Interactive Television - User Interaction

User Interaction

Interactive TV is often described by clever marketing gurus as "lean back" interaction, as users are typically relaxing in the living room environment with a remote control in one hand. This is a very simplistic definition of interactive television that is less and less descriptive of interactive television services that are in various stages of market introduction. This is in contrast to the similarly slick marketing devised descriptor of personal computer-oriented "lean forward" experience of a keyboard, mouse and monitor. This description is becoming more distracting than useful as video game users, for example, don't lean forward while they are playing video games on their television sets, a precursor to interactive TV. A more useful mechanism for categorizing the differences between PC and TV based user interaction is by measuring the distance the user is from the Device. Typically a TV viewer is "leaning back" in their sofa, using only a Remote Control as a means of interaction. While a PC user is 2 ft or 3 ft (60 or 100 cm) from his high resolution screen using a mouse and keyboard. The demands of distance, and user input devices, requires the application's look and feel to be designed differently. Thus Interactive TV applications are often designed for the "10-foot user interface" while PC applications and web pages are designed for the "3ft user experience". This style of interface design rather than the "lean back or lean forward" model is what truly distinguishes Interactive TV from the web or PC. However even this mechanism is changing because there is at least one web-based service which allows you to watch internet television on a PC with a wireless remote control.

In the case of Two-Screen Solutions Interactive TV, the distinctions of "lean-back" and "lean-forward" interaction become more and more indistinguishable. There has been a growing proclivity to media multitasking, in which multiple media devices are used simultaneously (especially among younger viewers). This has increased interest in two-screen services, and is creating a new level of multitasking in interactive TV. In addition, video is now ubiquitous on the web, so research can now be done to see if there is anything left to the notion of "lean back" "versus" "lean forward" uses of interactive television.

For one-screen services, interactivity is supplied by the manipulation of the API of the particular software installed on a set-top box, referred to as 'middleware' due to its intermediary position in the operating environment. Software programs are broadcast to the set-top box in a 'carousel'.

On UK DTT (Freeview uses ETSI based MHEG-5), and Sky's DTH platform uses ETSI based WTVML in DVB-MHP systems and for OCAP, this is a DSM-CC Object Carousel.

The set-top box can then load and execute the application. In the UK this is typically done by a viewer pressing a "trigger" button on their remote control (e.g. the red button, as in "press red").

Interactive TV Sites have the requirement to deliver interactivity directly from internet servers, and therefore need the set-top box's middleware to support some sort of TV Browser, content translation system or content rendering system. Middleware examples like Liberate are based on a version of HTML/JavaScript and have rendering capabilities built in, while others such as OpenTV and DVB-MHP can load microbrowsers and applications to deliver content from TV Sites. In October 2008, the ITU's J.201 paper on interoperability of TV Sites recommended authoring using ETSI WTVML to achieve interoperability by allowing dynamic TV Site to be automatically translated into various TV dialects of HTML/JavaScript, while maintaining compatibility with middlewares such as MHP and OpenTV via native WTVML microbrowsers.

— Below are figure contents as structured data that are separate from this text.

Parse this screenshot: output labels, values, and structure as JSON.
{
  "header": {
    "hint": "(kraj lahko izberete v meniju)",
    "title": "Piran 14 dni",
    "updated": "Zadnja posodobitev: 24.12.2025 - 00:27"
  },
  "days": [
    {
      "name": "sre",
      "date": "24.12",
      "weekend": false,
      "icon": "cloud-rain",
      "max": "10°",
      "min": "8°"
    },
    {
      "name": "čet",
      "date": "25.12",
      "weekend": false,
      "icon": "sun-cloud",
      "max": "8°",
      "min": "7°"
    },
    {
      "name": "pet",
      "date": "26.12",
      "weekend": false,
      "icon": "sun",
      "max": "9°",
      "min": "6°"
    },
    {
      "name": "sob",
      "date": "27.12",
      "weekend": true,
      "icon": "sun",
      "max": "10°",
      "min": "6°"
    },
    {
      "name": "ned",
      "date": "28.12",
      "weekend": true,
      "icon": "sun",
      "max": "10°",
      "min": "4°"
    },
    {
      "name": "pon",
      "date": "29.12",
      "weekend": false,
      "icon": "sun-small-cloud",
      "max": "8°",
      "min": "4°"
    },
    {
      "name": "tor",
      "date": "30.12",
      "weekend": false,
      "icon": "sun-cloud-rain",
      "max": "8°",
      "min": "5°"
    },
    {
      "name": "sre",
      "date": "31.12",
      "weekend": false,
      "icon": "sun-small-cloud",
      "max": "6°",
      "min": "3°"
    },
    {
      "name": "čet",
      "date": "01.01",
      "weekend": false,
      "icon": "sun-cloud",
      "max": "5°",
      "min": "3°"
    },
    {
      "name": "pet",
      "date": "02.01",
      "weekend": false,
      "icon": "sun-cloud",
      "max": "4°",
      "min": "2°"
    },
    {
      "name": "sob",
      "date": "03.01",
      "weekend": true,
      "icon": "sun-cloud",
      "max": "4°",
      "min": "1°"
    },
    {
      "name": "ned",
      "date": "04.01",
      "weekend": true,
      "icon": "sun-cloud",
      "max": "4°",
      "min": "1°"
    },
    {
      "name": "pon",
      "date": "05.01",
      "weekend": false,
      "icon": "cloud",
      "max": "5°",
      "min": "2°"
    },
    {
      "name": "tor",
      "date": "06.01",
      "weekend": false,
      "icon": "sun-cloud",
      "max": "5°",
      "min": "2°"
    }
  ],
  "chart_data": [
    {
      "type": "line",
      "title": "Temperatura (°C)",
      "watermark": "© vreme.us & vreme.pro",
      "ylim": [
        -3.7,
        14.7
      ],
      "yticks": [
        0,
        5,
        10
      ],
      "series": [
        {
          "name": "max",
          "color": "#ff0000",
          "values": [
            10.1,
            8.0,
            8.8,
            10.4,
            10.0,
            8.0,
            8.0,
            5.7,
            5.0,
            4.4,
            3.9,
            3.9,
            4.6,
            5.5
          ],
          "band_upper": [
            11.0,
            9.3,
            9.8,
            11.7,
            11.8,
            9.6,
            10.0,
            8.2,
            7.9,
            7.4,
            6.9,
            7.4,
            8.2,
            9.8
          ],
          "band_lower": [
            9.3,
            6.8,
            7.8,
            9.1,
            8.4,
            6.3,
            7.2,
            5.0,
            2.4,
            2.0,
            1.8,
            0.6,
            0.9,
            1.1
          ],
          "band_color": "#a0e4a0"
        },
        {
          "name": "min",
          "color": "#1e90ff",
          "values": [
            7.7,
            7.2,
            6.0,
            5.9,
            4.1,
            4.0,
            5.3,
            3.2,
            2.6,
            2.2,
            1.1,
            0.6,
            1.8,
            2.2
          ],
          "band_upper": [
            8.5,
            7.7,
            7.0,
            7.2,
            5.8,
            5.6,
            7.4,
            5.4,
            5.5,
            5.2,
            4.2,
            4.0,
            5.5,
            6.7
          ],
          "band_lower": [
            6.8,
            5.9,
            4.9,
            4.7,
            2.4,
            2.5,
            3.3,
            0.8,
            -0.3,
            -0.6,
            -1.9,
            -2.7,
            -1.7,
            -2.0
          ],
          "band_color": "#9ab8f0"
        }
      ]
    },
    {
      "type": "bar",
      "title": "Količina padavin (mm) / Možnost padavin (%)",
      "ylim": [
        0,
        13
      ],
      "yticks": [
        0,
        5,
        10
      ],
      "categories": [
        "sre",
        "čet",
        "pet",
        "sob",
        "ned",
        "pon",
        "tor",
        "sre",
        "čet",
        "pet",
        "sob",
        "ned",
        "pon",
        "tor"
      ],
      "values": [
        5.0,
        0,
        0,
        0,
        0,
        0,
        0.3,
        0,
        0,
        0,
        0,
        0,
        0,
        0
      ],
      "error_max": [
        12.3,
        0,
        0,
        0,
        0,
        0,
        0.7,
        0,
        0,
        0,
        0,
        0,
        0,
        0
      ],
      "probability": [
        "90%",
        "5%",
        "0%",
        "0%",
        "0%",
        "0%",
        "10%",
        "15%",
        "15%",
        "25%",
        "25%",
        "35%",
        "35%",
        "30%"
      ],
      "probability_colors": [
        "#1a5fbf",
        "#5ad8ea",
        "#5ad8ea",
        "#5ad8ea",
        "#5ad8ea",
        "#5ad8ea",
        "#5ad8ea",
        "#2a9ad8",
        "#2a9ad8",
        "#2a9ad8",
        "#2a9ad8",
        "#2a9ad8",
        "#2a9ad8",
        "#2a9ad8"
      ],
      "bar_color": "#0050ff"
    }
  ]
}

Typically the distribution system for Standard Definition digital TV is based on the MPEG-2 specification, while High Definition distribution is likely to be based on the MPEG-4 meaning that the delivery of HD often requires a new device or set-top box, which typically are then also able to decode Internet Video via broadband return paths.

Emergent approaches such as the Fango app have utilised mobile apps on smartphones and tablet devices to present viewers with a hybrid experience across multiple devices, rather than requiring dedicated hardware support.